Wer mit einer persönlichen Dienstleistung zufrieden ist, möchte gern über den Rechnungsbetrag hinaus dem Mitarbeiter etwas zukommen lassen: Das sogenannte Trinkgeld. Doch wie viel sollte es denn sein, fragt luckx – das magazin?
Trinkgeld geben?
Trinkgeld ist bereits im späten Mittelalter in Deutschland nachgewiesen. Den Ursprung des Wortes kann man darin sehen, dass der Spender das Geld mit dem Wunsch gab, man möge es auf sein Wohl vertrinken. Auch im 1669 erschienenen Roman Simplicius Simplicissimus von Hans Jakob Christoffel von Grimmelshausen wurde das Trinkgeld erwähnt. In seinem Buch Über den Umgang mit Menschen riet Adolph Knigge im Jahre 1788, „dem Wagenmeister ein gutes Trinkgeld zu geben“. Ebenfalls im Deutschen Wörterbuch der Gebrüder Grimm wurde 1854 darauf hingewiesen, dass „trinckgeld“ schon im 14. Jahrhundert überreicht wurde; es definierte Trinkgeld als „kleinere Geldsumme für außer der Regel geleistete Dienstverrichtung, ursprünglich zum Vertrinken (bibale), auch Biergeld genannt“. So lässt sich erkennen, dass mit der Tauschwährung Geld auch das Trinkgeld bei uns Einzug gehalten hat. Nun zeigt eine aktuelle Studie der Hochschule Fresenius, dass die soziale Norm des Trinkgeldgebens in traditionellen Bereichen wie dem Taxigewerbe und Handwerk erodiert. Gleichzeitig verändert die digitale „Trinkgeldtaste“ den psychologischen Vertrag zwischen Gast und Servicekraft grundlegend. So wird das „Stimmt so“ leiser. Das liegt nicht nur an der fehlenden Münze im Portemonnaie.
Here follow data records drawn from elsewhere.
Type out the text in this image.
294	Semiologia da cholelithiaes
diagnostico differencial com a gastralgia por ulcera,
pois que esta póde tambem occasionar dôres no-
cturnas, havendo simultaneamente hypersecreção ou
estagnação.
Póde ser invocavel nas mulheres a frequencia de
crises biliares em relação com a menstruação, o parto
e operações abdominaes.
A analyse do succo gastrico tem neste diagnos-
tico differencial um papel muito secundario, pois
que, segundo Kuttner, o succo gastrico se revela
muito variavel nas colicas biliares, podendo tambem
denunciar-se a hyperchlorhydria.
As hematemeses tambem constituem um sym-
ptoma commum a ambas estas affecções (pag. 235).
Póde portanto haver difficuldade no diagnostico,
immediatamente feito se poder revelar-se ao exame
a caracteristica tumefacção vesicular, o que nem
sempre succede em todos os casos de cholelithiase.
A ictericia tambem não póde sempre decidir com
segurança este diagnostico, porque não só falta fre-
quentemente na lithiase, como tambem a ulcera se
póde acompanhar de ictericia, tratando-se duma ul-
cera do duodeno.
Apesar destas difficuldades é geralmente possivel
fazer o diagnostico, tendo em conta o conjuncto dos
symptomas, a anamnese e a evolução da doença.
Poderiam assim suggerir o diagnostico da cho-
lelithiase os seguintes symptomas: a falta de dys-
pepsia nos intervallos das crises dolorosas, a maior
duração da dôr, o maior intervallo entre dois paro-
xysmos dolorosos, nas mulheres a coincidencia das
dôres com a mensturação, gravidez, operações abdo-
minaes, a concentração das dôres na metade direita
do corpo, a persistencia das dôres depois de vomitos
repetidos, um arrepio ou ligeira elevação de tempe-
In einem aktuellen wissenschaftlichen Beitrag und der Studie kommt es zu einem überraschenden Ergebnis: Was in der allgemeinen Wahrnehmung lange als ungeschriebenes Gesetz galt, etwa das Trinkgeld für den Handwerker oder im Taxi, ist für viele Deutsche heute keine Selbstverständlichkeit mehr.
Ende alter Gewohnheiten
Während das Trinkgeld im Restaurant weiterhin fest verankert ist, bröckelt die Zahlungsmoral in anderen Dienstleistungsbereichen massiv. Die Ergebnisse einer Umfrage bestätigen, dass die soziale Erwartungshaltung sinkt: Während der Obolus im Restaurant (82 %) und bei Lieferdiensten (66 %) für die Mehrheit der Deutschen zum guten Ton gehört, erodiert die Bereitschaft in anderen Branchen. Nur noch jeder zweite Deutsche empfindet Trinkgeld beim Taxifahren als üblich; bei Handwerkern (35 %) und im Pflegebereich (26 %) ist es mittlerweile die Ausnahme. Ein weiterer Fokus der Untersuchung liegt auf der Digitalisierung des Bezahlens. Entgegen der öffentlichen Debatte um die Trinkgeldtaste geben 43 % der Kartenzahler an, die digitale Trinkgeldabfrage in Kartenlesegeräten außerhalb von Restaurants bislang noch nicht gesehen zu haben. Dennoch verändert die Technik die Interaktion qualitativ. Denn weiterhin gilt in Deutschland der Grundsatz der Freiwilligkeit. Wenn man nichts gibt, passiert nichts. Zwar wird der Gast am Kartenterminal aktiv aufgefordert, eine Entscheidung zu treffen. Das erzeugt einen psychologischen Druck, den es beim Bargeld nicht gab.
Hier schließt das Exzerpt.